Build Your Security Model - Global vs Per User Credentials¶
Most SQL connections require credentials. When configuring a connection to a cloud object storage or SQL database, you can configure global or per-user credentials. This article discusses the advantages and disadvantages of each type of authentication mechanism.
Global credentials consists of using a dedicated service account to connect to and interact with the data inside the distant system. When configured, every call made to the distant system is performed with the dedicated service account.
There are several types of service accounts, including the following:
Shared key or keypair for cloud storages.
User/Password couple for SQL-like databases.
Role to be assumed for AWS. To learn more, visit Using AWS AssumeRole with an S3 Connection to Persist Datasets.
Only one authorization configuration to manage on the remote system.
Password not shared with users.
To ensure the password is not shared with users, set the security parameter “Details readable by” to None. This parameter is found in the connection configuration.
No multiple user accounts to manage. Less overhead, more security.
Within Dataiku DSS (DSS), it is still possible to manage which user groups are allowed to use the connection.
DSS includes a granular audit trail that logs all actions performed by the user in DSS.
No granular audit trail on the remote system. However, in most cases, the Amazon S3 service keeps a track of the frontend user name in the principalId.
No granular authorization. Every user who is allowed to interact through this connection is granted the same level of authorization.
For DSS connections that require credentials, you can configure the connection so that instead of having a global service credential, each user can enter personal credentials.
When per-user credentials is activated, every user will specify their own credentials to connect to the remote system.
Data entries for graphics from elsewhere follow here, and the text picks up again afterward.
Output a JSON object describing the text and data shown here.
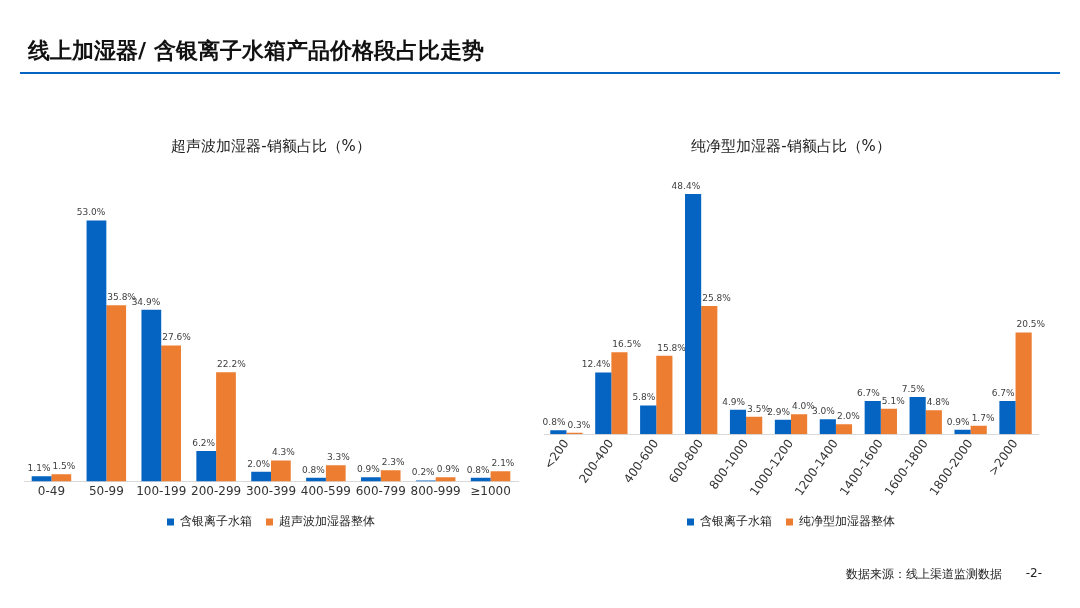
{
  "chart_data": [
    {
      "type": "bar",
      "title": "超声波加湿器-销额占比（%）",
      "annotations": [
        "线上加湿器/ 含银离子水箱产品价格段占比走势"
      ],
      "categories": [
        "0-49",
        "50-99",
        "100-199",
        "200-299",
        "300-399",
        "400-599",
        "600-799",
        "800-999",
        "≥1000"
      ],
      "series": [
        {
          "name": "含银离子水箱",
          "color": "#0563c1",
          "values": [
            1.1,
            53.0,
            34.9,
            6.2,
            2.0,
            0.8,
            0.9,
            0.2,
            0.8
          ],
          "value_labels": [
            "1.1%",
            "53.0%",
            "34.9%",
            "6.2%",
            "2.0%",
            "0.8%",
            "0.9%",
            "0.2%",
            "0.8%"
          ]
        },
        {
          "name": "超声波加湿器整体",
          "color": "#ed7d31",
          "values": [
            1.5,
            35.8,
            27.6,
            22.2,
            4.3,
            3.3,
            2.3,
            0.9,
            2.1
          ],
          "value_labels": [
            "1.5%",
            "35.8%",
            "27.6%",
            "22.2%",
            "4.3%",
            "3.3%",
            "2.3%",
            "0.9%",
            "2.1%"
          ]
        }
      ],
      "legend": "bottom",
      "tick_labels": "x",
      "grid": false
    },
    {
      "type": "bar",
      "title": "纯净型加湿器-销额占比（%）",
      "annotations": [
        "数据来源：线上渠道监测数据",
        "-2-"
      ],
      "categories": [
        "<200",
        "200-400",
        "400-600",
        "600-800",
        "800-1000",
        "1000-1200",
        "1200-1400",
        "1400-1600",
        "1600-1800",
        "1800-2000",
        ">2000"
      ],
      "series": [
        {
          "name": "含银离子水箱",
          "color": "#0563c1",
          "values": [
            0.8,
            12.4,
            5.8,
            48.4,
            4.9,
            2.9,
            3.0,
            6.7,
            7.5,
            0.9,
            6.7
          ],
          "value_labels": [
            "0.8%",
            "12.4%",
            "5.8%",
            "48.4%",
            "4.9%",
            "2.9%",
            "3.0%",
            "6.7%",
            "7.5%",
            "0.9%",
            "6.7%"
          ]
        },
        {
          "name": "纯净型加湿器整体",
          "color": "#ed7d31",
          "values": [
            0.3,
            16.5,
            15.8,
            25.8,
            3.5,
            4.0,
            2.0,
            5.1,
            4.8,
            1.7,
            20.5
          ],
          "value_labels": [
            "0.3%",
            "16.5%",
            "15.8%",
            "25.8%",
            "3.5%",
            "4.0%",
            "2.0%",
            "5.1%",
            "4.8%",
            "1.7%",
            "20.5%"
          ]
        }
      ],
      "legend": "bottom",
      "tick_labels": "x",
      "grid": false
    }
  ]
}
Each action performed on the database by the user will use the Dataiku user’s personal credentials.
To specify their credentials, the Dataiku user visits the Profile and settings menu and then finds Connection credentials by navigating to the Credentials tab.
There are several types of per-user credentials, including the following:
Username and password combination. This applies to most database systems such as PostgreSQL and Oracle.
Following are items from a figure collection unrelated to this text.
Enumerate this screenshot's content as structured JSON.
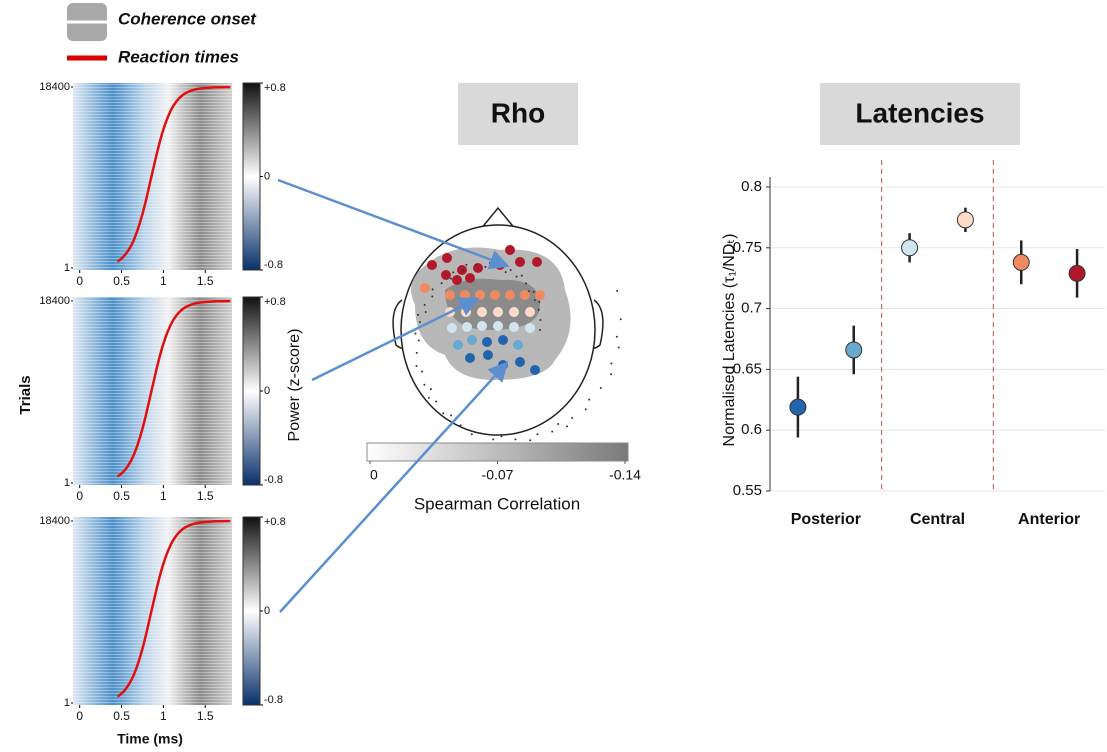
{
  "legend": {
    "items": [
      "Coherence onset",
      "Reaction times"
    ]
  },
  "raster": {
    "ylabel": "Trials",
    "xlabel": "Time (ms)",
    "yticks": [
      1,
      18400
    ],
    "ylim": [
      1,
      18400
    ],
    "xticks": [
      0,
      0.5,
      1,
      1.5
    ],
    "xlim": [
      -0.08,
      1.82
    ],
    "colorbar_label": "Power (z-score)",
    "colorbar_ticks": [
      {
        "value": 0.8,
        "label": "+0.8"
      },
      0,
      -0.8
    ],
    "colorbar_lim": [
      -0.8,
      0.8
    ]
  },
  "topomap": {
    "title": "Rho",
    "colorbar_label": "Spearman Correlation",
    "colorbar_ticks": [
      0,
      -0.07,
      -0.14
    ],
    "colorbar_lim": [
      0,
      -0.14
    ]
  },
  "chart_data": {
    "type": "errorbar",
    "title": "Latencies",
    "ylabel": "Normalised Latencies (τ₁/NDₜ)",
    "groups": [
      "Posterior",
      "Central",
      "Anterior"
    ],
    "values": [
      0.619,
      0.666,
      0.75,
      0.773,
      0.738,
      0.729
    ],
    "errors": [
      0.025,
      0.02,
      0.012,
      0.01,
      0.018,
      0.02
    ],
    "colors": [
      "#2166ac",
      "#67a9cf",
      "#d1e5f0",
      "#fddbc7",
      "#ef8a62",
      "#b2182b"
    ],
    "ylim": [
      0.55,
      0.8
    ],
    "yticks": [
      0.55,
      0.6,
      0.65,
      0.7,
      0.75,
      0.8
    ],
    "grid": true
  }
}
Shared key or keypair for cloud object storage.
Oauth2 credentials for more advanced authentication. Visit Connecting to data to find out more about specific connections and authenticating using Oauth2.
Fine-grained access management on the remote system.
Granular audit trail on the remote system.
For Oauth authentication, the ability to rely on a centralized identity provider (IdP).
Multiple accounts to manage.
Passwords are known by users which presents security risks.
Oauth2 mechanisms are complex to implement.
Cannot test the connection during configuration.